Definition
In the affective domain of learning, the fourth level at which a learner brings together different values, resolves conflicts between them, and begins building an internally consistent value system that guides behavior. At this level, the learner has accepted certain values as personally important and starts arranging them into a coherent set of priorities.
Plain English
The stage where a student takes the values they have accepted and starts fitting them together into a personal set of priorities they can actually live by. They sort out which values matter most when two of them pull in different directions.
Context Anchor
Seen in instructor training when discussing how students develop attitudes, priorities, and judgment, not just knowledge or skill.
Derivation
From the Latin organum, meaning 'instrument' or 'tool,' later extended to mean arranging parts so they work together as a whole. In this learning context, it refers to arranging values into a working internal system.
Why Pilots Care
Aviation involves competing priorities all the time -- schedule versus safety, passenger comfort versus fuel reserves, get-there pressure versus weather minimums.
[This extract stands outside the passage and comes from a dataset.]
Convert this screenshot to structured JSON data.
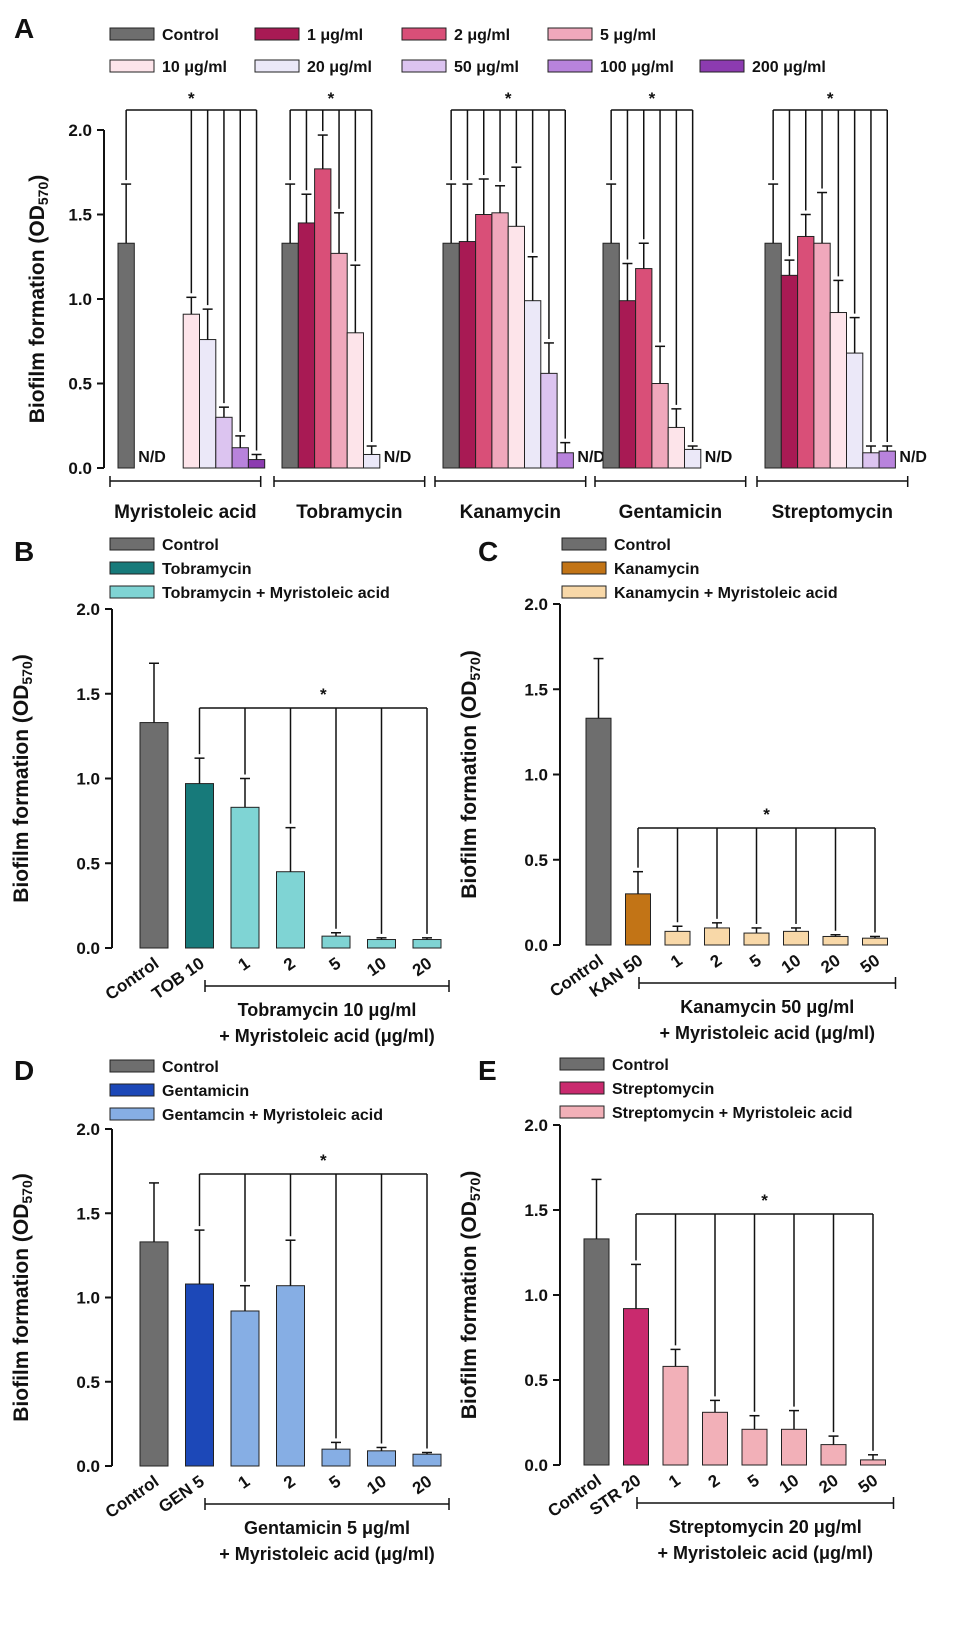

A pilot who has reached the organizing level has already worked out how those values rank against each other, so the right call comes more naturally under pressure.
Intuition Check
Organizing does not mean tidying supplies or making a schedule here. It means arranging values and priorities in the student’s mind so they guide decisions.
Example Sentence 1
When a student begins choosing safety over convenience without being prompted, they are showing signs of organizing in the affective domain.
Example Sentence 2
At the organizing level, the pilot reconciled the value of on-time performance with the value of completing a full preflight inspection.